Eldorado : une pièce de Marius von Mayenburg, mise en scène par Thomas Ostermeier – au théâtre Les Gémeaux (Sceaux) du 4 au 8 janvier 2006 – spectacle en allemand sur-titré.

Anton est sur la pente ascendante de la réussite sociale : un bon travail, la place du patron qui lui tend les bras, une femme qu’il aime et qui l’aime, une jolie maison avec jardin que son salaire copieux lui permettra sans aucun doute de payer, le projet de fonder une famille… Mais, sur cette pente savonneuse, Anton trébuche et glisse : mis à la porte par son patron, un promoteur sans scrupule, qui spécule sur la guerre et la dévastation pour faire de l’argent, incapable d’avouer à sa femme qu’il a perdu son poste et la remise en cause de leurs aspirations, il s’enferme dans son mensonge et s’y enfonce chaque jour davantage. Il feint de continuer d’aller travailler, s’appliquant à extorquer des fonds à sa belle-mère pour conserver à sa femme et à leur futur enfant le train de vie auquel ils avaient cru un moment pouvoir accéder. L’impasse, bien entendu, est au bout du chemin.

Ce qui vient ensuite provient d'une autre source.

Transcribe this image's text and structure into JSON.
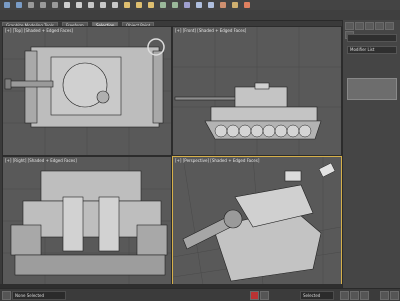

Un texte prometteur, une mise en scène alléchante, un décor osé, des comédiens inspirés… et, pourtant, on reste sur sa faim.

Sans doute d’abord parce que la pièce elle-même est inégale, un texte rythmé mais pas tout à fait abouti, au propos acéré mais parfois brumeux. Mais surtout parce que Ostermeier, qui avait il y a peu proposé une mise en scène aussi trash que flamboyante de La Maison de Poupée d’Ibsen, a semblé là choisir sciemment de brider sa nature et ses élans, renonçant à en faire trop.

On voudrait que la folie gagne, que l’hystérie aille crescendo et nous emporte, mais non, exceptée une scène très réussie où Anton perché sur une armoire sombre dans le tourbillon de son délire, tout demeure parfaitement contenu et maîtrisé, laissant tout loisir au spectateur de ne pas se sentir trop impliqué dans la tragédie un peu terne qui se joue là-bas. Au final et faute d’énergie, cette pièce hyper-réaliste, qui évoque les désastres provoqués par une société cynique dont le credo supérieur est la réussite individuelle, perd de sa puissance et finalement de son sens. On en ressort avec des regrets.

 

« Eldorado »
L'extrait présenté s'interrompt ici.